As for the rest, it is fitting to point out that the activities of journalism and publishing bring with them the responsibility to respect their respective deontological norms. Among these is telling the truth.

This section in the Washington Post article is a tissue of lies from beginning to end, it is an insult to this newspaper’s readers, it is an insult to President Putin’s Russia and it is an insult to journalism and journalists the world over.

Political rights

The Washington Post speaks about “the removal of political rights”. Yet if the editors of this newspaper or their columnist had bothered to read through the legislation on NGOs and inform their readership correctly, they would have learnt that recent laws passed in the DUMA in December actually clarify the State’s obligations towards these organizations, removing the right of officials to close them at will and referring all related matters to the independent courts.

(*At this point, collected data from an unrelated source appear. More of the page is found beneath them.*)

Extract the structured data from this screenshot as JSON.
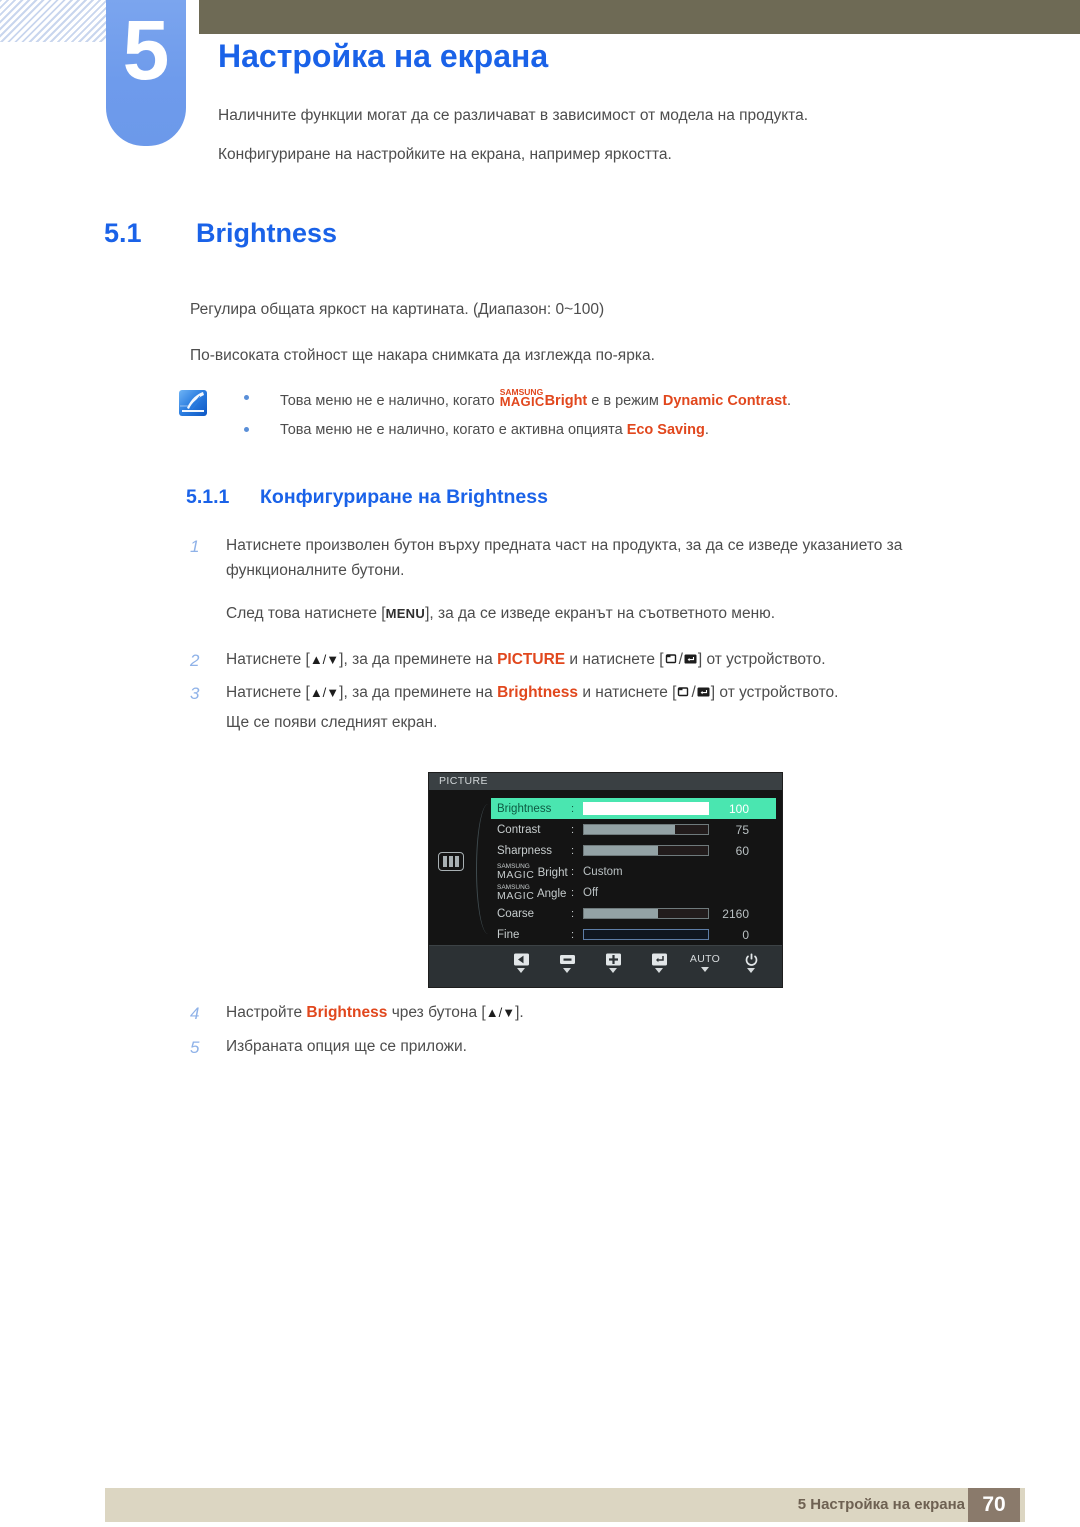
{
  "header": {
    "chapter_number": "5",
    "chapter_title": "Настройка на екрана",
    "intro_line_1": "Наличните функции могат да се различават в зависимост от модела на продукта.",
    "intro_line_2": "Конфигуриране на настройките на екрана, например яркостта."
  },
  "section": {
    "number": "5.1",
    "title": "Brightness",
    "paragraph_1": "Регулира общата яркост на картината. (Диапазон: 0~100)",
    "paragraph_2": "По-високата стойност ще накара снимката да изглежда по-ярка."
  },
  "note": {
    "icon": "note-pen-icon",
    "bullet_1": {
      "pre": "Това меню не е налично, когато ",
      "magic_sam": "SAMSUNG",
      "magic_mgc": "MAGIC",
      "brand_word": "Bright",
      "mid": " е в режим ",
      "highlight": "Dynamic Contrast",
      "post": "."
    },
    "bullet_2": {
      "pre": "Това меню не е налично, когато е активна опцията ",
      "highlight": "Eco Saving",
      "post": "."
    }
  },
  "subsection": {
    "number": "5.1.1",
    "title": "Конфигуриране на Brightness"
  },
  "steps": [
    {
      "num": "1",
      "text": "Натиснете произволен бутон върху предната част на продукта, за да се изведе указанието за функционалните бутони.",
      "followup_pre": "След това натиснете [",
      "followup_key": "MENU",
      "followup_post": "], за да се изведе екранът на съответното меню."
    },
    {
      "num": "2",
      "pre": "Натиснете [",
      "arrows": "▲/▼",
      "mid": "], за да преминете на ",
      "highlight": "PICTURE",
      "mid2": " и натиснете [",
      "btn_icons": "window-icon / enter-icon",
      "post": "] от устройството."
    },
    {
      "num": "3",
      "pre": "Натиснете [",
      "arrows": "▲/▼",
      "mid": "], за да преминете на ",
      "highlight": "Brightness",
      "mid2": " и натиснете [",
      "btn_icons": "window-icon / enter-icon",
      "post": "] от устройството.",
      "followup": "Ще се появи следният екран."
    },
    {
      "num": "4",
      "pre": "Настройте ",
      "highlight": "Brightness",
      "mid": " чрез бутона [",
      "arrows": "▲/▼",
      "post": "]."
    },
    {
      "num": "5",
      "text": "Избраната опция ще се приложи."
    }
  ],
  "osd": {
    "title": "PICTURE",
    "category_icon": "picture-bars-icon",
    "rows": [
      {
        "label": "Brightness",
        "colon": ":",
        "type": "slider",
        "fill": 100,
        "value": "100",
        "highlighted": true
      },
      {
        "label": "Contrast",
        "colon": ":",
        "type": "slider",
        "fill": 73,
        "value": "75",
        "highlighted": false
      },
      {
        "label": "Sharpness",
        "colon": ":",
        "type": "slider",
        "fill": 60,
        "value": "60",
        "highlighted": false
      },
      {
        "label": "Bright",
        "colon": ":",
        "type": "text",
        "magic_sam": "SAMSUNG",
        "magic_mgc": "MAGIC",
        "value": "Custom",
        "highlighted": false
      },
      {
        "label": "Angle",
        "colon": ":",
        "type": "text",
        "magic_sam": "SAMSUNG",
        "magic_mgc": "MAGIC",
        "value": "Off",
        "highlighted": false
      },
      {
        "label": "Coarse",
        "colon": ":",
        "type": "slider",
        "fill": 60,
        "value": "2160",
        "highlighted": false
      },
      {
        "label": "Fine",
        "colon": ":",
        "type": "slider-blue",
        "fill": 0,
        "value": "0",
        "highlighted": false
      }
    ],
    "buttons": [
      {
        "icon": "left-arrow-icon",
        "label": ""
      },
      {
        "icon": "minus-icon",
        "label": ""
      },
      {
        "icon": "plus-icon",
        "label": ""
      },
      {
        "icon": "enter-icon",
        "label": ""
      },
      {
        "icon": "",
        "label": "AUTO"
      },
      {
        "icon": "power-icon",
        "label": ""
      }
    ]
  },
  "footer": {
    "text": "5 Настройка на екрана",
    "page_number": "70"
  },
  "colors": {
    "accent_blue": "#1a62e8",
    "tab_blue": "#6e9bec",
    "olive": "#6e6a55",
    "orange": "#e1471d",
    "osd_highlight": "#4ae6b0",
    "footer_bg": "#dcd6c2",
    "page_box": "#8a7a6b"
  }
}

State interventionism is limited, not extended.

Independent groups

The Washington Post speaks of “the harassment of independent groups”. We have all read the words “independent”, “separatist”, “freedom fighters” and the like when the West speaks of its darlings, the Chechen terrorists, funded and equipped by Al Qaeda. Does the Washington Post say that the Bush regime “harasses” bin Laden?

If the Washington Post had a modicum of respect for its readers, it would report the facts: a democratic government in Chechnya elected by an overwhelming majority of over 90% of the electorate favouring integration in the Russian Federation and not independence, in a Constitution approved by referendum which reiterates the commitment to the Federation. In 2005, over 7.000 terrorists laid down their arms in return for an amnesty, terrorist attacks fell by 400% and Russian casualties fell from almost 1.400 in 2000 to twenty-eight while a quarter of a million Chechen refugees have returned home.

The media

The Washington Post refers to “the censorship of the media”. Well let those who write for the Russian media tell the truth about that and here it comes, straight from the shoulder, right between the eyes: as a journalist for a Russian internet paper and collaborator with the Russian Foreign Affairs Ministry in several initiatives, I was careful to research precisely this area before I began my work. The answer I received from the Ministry and from the Kremlin itself was that there are no “guidelines” other than writing the truth and not giving away state secrets.

Any restrictions on media are there to curb irresponsible reporting which distorts facts (material such as we find in the Washington Post) or which provides terrorists with the information that are unable to find by themselves. The restrictions are there to protect, not to attack, as in any other country.

Energy

When we speak about Russia’s energy we must acknowledge the fundamental principle that Russia’s resources belong to Russians and it is for the Russian government to decide how to use them, what to do with them, where and when to supply them and what criteria it understands to adopt in pricing them. It is nothing to do with the USA, it is nothing to do with Washington and it is nothing to do with the Washington Post.

Finally, whether or not President Bush decides to attend the meeting is his choice to make. If he goes, he will be well received and shown that second-to-none, great Russian hospitality. If he decided not to go, then it will be one security headache less, because his policies are so popular that he needs ten thousand bodyguards to protect him wherever he dares to step off an aircraft. No, nobody will laugh if he goes because Russians do not find mass murder, lies and torture funny.

In short, comparing the international relations of Russia and the United States of America these days is like comparing God with the Devil.